Une nouvelle audience s’est tenue aujourd’hui dans le procès de plusieurs collaborateurs du journal turc d’opposition Cumhuriyet dont la poursuite en justice est emblématique de l’érosion de la liberté de presse dans le pays.

Au total, 17 dirigeants, journalistes et autres employés actuels ou passés de Cumhuriyet, l’un des journaux de référence en Turquie, sont accusés d’avoir aidé diverses « organisations terroristes armées ». Ils risquent jusqu’à 43 ans de prison.

Pour les défenseurs des droits de l’homme, cette affaire traduit le déclin des libertés en Turquie depuis le putsch manqué du 15 juillet 2016, suivi de purges massives qui ont frappé les milieux critiques: élus prokurdes, médias et ONG. Fondé en 1924, Cumhuriyet (« République »), l’un des doyens de la presse turque et auteur de plusieurs scoops qui ont irrité le président Recep Tayyip Erdogan, dénonce un procès visant à le réduire au silence.

Au terme d’une première semaine de procès, fin juillet, un tribunal d’Istanbul avait décidé de remettre en liberté provisoire sept collaborateurs de Cumhuriyet arrêtés en octobre et écroués depuis, dont le caricaturiste Musa Kart. Mais plusieurs piliers du journal, comme son dirigeant Akin Atalay, son rédacteur en chef Murat Sabuncu, le chroniqueur Kadri Gürsel, ainsi que le journaliste d’enquête Ahmet Sik, sont toujours détenus. Des portraits des quatre hommes, ainsi que de Yusuf Emre Iper, un comptable de Cumhuriyet également jugé, étaient publiés en une du quotidien aujourd’hui, sous le titre « Nous voulons de la justice ».

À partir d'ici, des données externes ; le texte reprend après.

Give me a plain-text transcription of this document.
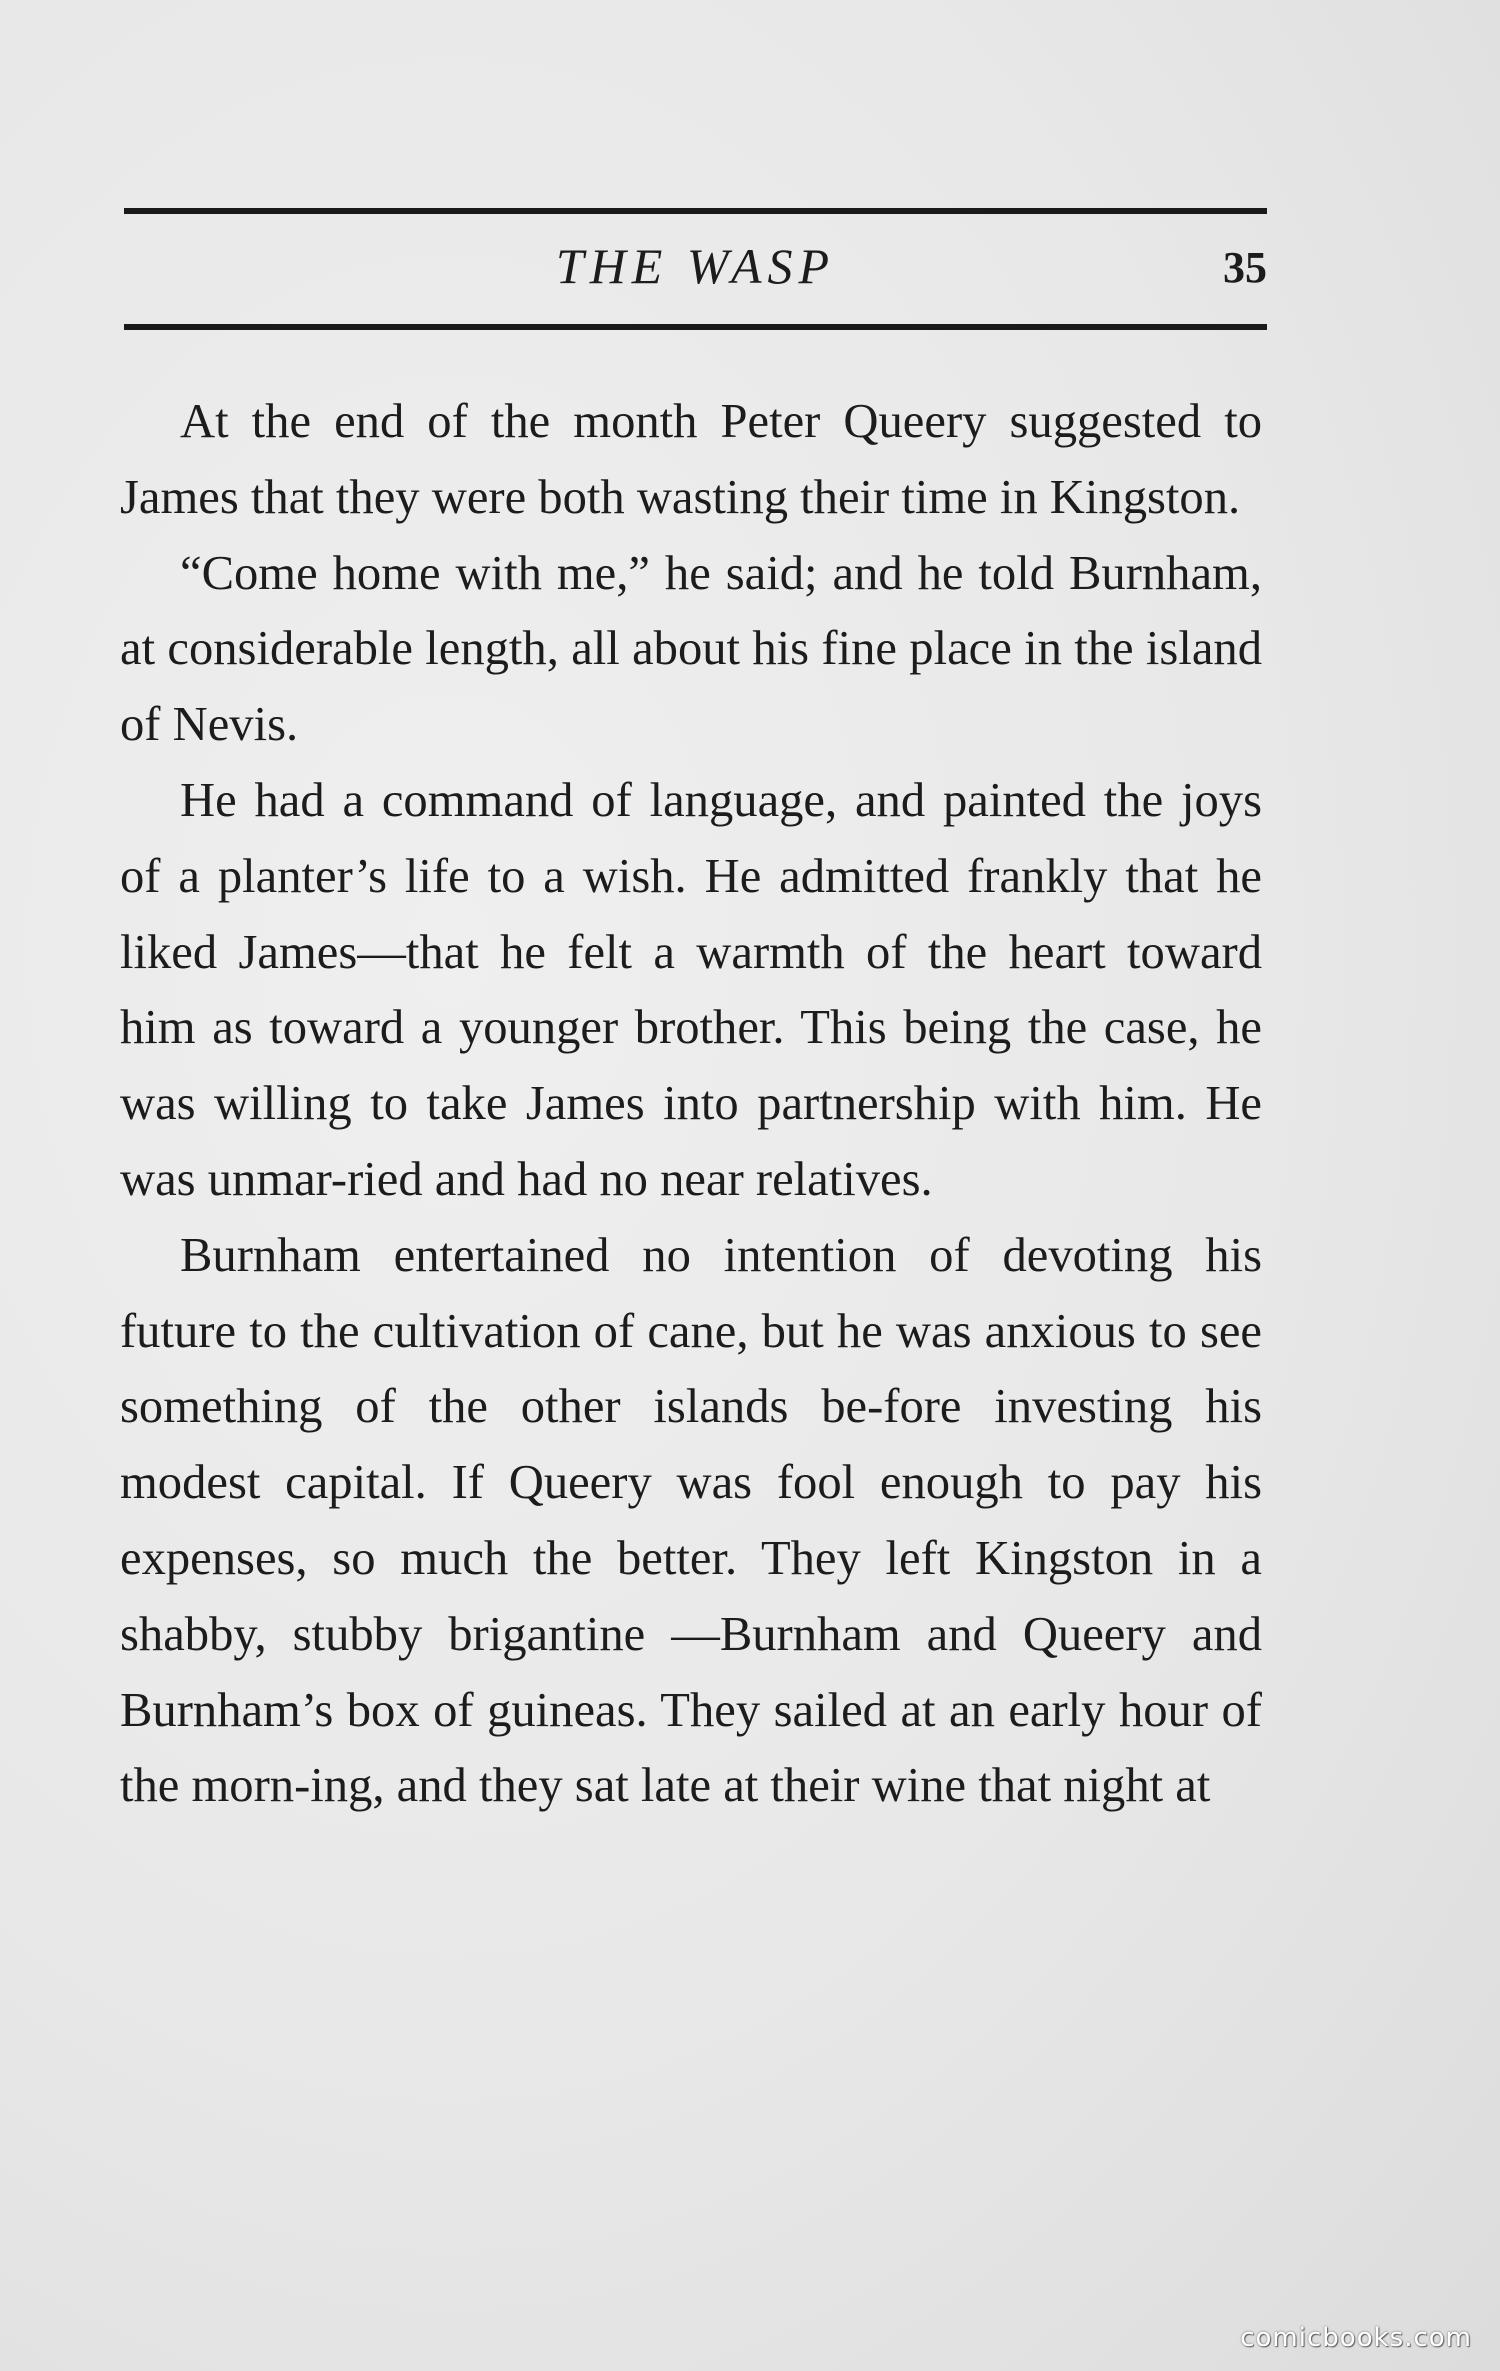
THE WASP	35

At the end of the month Peter Queery suggested to James that they were both wasting their time in Kingston.

“Come home with me,” he said; and he told Burnham, at considerable length, all about his fine place in the island of Nevis.

He had a command of language, and painted the joys of a planter’s life to a wish. He admitted frankly that he liked James—that he felt a warmth of the heart toward him as toward a younger brother. This being the case, he was willing to take James into partnership with him. He was unmar-ried and had no near relatives.

Burnham entertained no intention of devoting his future to the cultivation of cane, but he was anxious to see something of the other islands be-fore investing his modest capital. If Queery was fool enough to pay his expenses, so much the better. They left Kingston in a shabby, stubby brigantine —Burnham and Queery and Burnham’s box of guineas. They sailed at an early hour of the morn-ing, and they sat late at their wine that night at

comicbooks.com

L’audience se tient à Silivri, près d’Istanbul, dans le deuxième sous-sol d’un tribunal adjacent à la prison de haute sécurité où sont écroués les journalistes. Comme lors de l’audience précédente, une foule nombreuse assistait au procès. Iper, auditionné aujourd’hui, est accusé d’avoir téléchargé sur son téléphone la messagerie ByLock, présentée par les autorités comme l’outil de communication privilégié des putschistes impliqués dans le coup d’Etat manqué.

Il a nié avoir téléchargé l’application. « J’étais sûr d’être relâché rapidement, n’ayant pas une telle application sur mon téléphone. Au lieu de fuir comme un coupable ou de jeter mon téléphone à la mer, j’ai supplié le procureur pour qu’on examine mon téléphone (…) je demande mon acquittement dans ce procès honteux », a-t-il dit.

Parmi les témoins auditionnés lundi figurent notamment des journalistes de Cumhuriyet et plusieurs anciens membres de la Fondation propriétaire du journal. La plupart des questions du président du tribunal concernaient la situation financière du journal et son fonctionnement éditorial: le cheminement de la copie, le choix des titres des articles, de l’angle d’un papier.

« Ils sont jugés simplement parce qu’ils incarnent le journalisme digne de ce nom en Turquie et qu’ils ne diffusent pas la propagande du régime d’Erdogan », a affirmé à l’entrée du tribunal Christophe Deloire, secrétaire général de Reporters sans frontières (RSF).